I need help for encoding/decoding non-ascii url to appropriate form for feeding urlopen()
method. My code for scraping url(non-ascii url) from a page and going to next page:
from urllib.request import urlopen
from bs4 import BeautifulSoup
Enterance url copy-pasted from chrome browser:
url = 'https://www.sheypoor.com/%DA%A9%D9%85%D8%AF %D9%86%D9%88%D8%AC%D9%88%D8%A7%D9%86-34926671.html'
for i in range(1,10):
html = urlopen(url)
page = BeautifulSoup(html.read(), 'html.parser')
url_obj = page.findAll('a')[13]['href'].strip()
print(url_obj)
url = url_obj
But I got an error:
'ascii' codec can't encode characters in position 5-9: ordinal not in range(128)

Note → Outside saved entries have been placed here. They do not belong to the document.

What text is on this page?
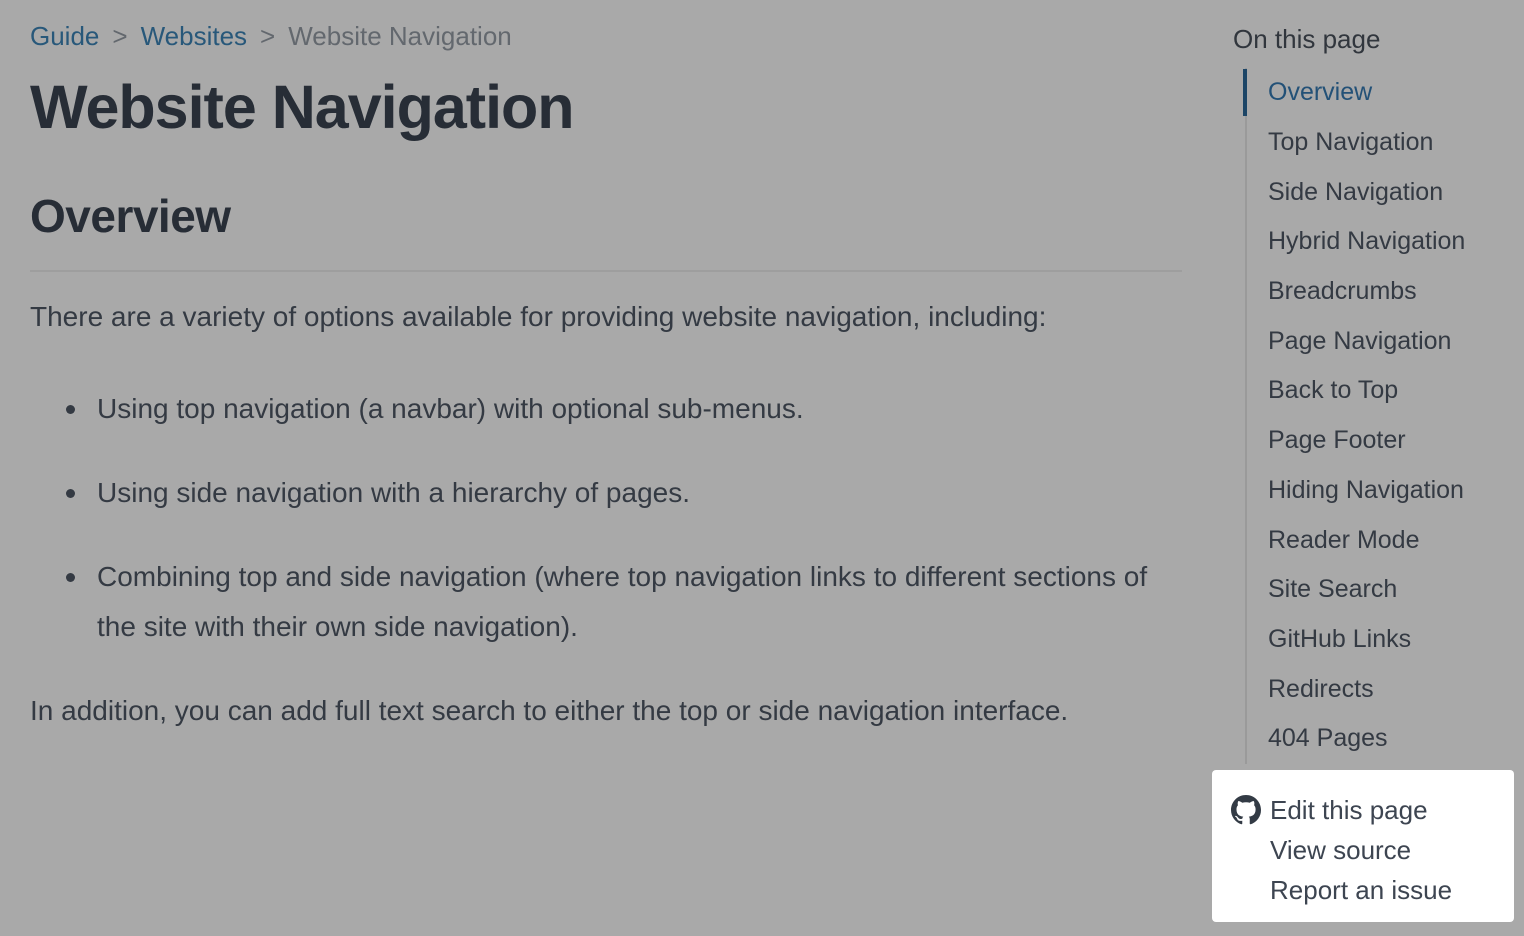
Guide > Websites > Website Navigation
Website Navigation
Overview

There are a variety of options available for providing website navigation, including:

Using top navigation (a navbar) with optional sub-menus.
Using side navigation with a hierarchy of pages.
Combining top and side navigation (where top navigation links to different sections of the site with their own side navigation).

In addition, you can add full text search to either the top or side navigation interface.

On this page
Overview
Top Navigation
Side Navigation
Hybrid Navigation
Breadcrumbs
Page Navigation
Back to Top
Page Footer
Hiding Navigation
Reader Mode
Site Search
GitHub Links
Redirects
404 Pages
Edit this page
View source
Report an issue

When I checked "UnicodeEncodeError", I saw this notification:
----> 8 html = urlopen(url)
As you are aware of the process: In first loop, urlopen() method can work with "enterance url", because it is in form of:
https://www.sheypoor.com/%DA%A9%D9%85%D8%AF-%D9%86%D9%88%D8%AC%D9%88%D8%A7%D9%86-34926671.html
But the problem will start when url_obj
, which is scraped from BeautifulSoup object, is in form of
https://www.sheypoor.com/سرویس-تخت-کمد-نوجوان-44887762.html
replaced with older url, and this form is not appropriate for feeding to urlopen() method:
I tried to find solution for converting my url_object to correct url form such as enterance url,but I failed! :-(
I would be so pleased for your support and guide to solving this problem.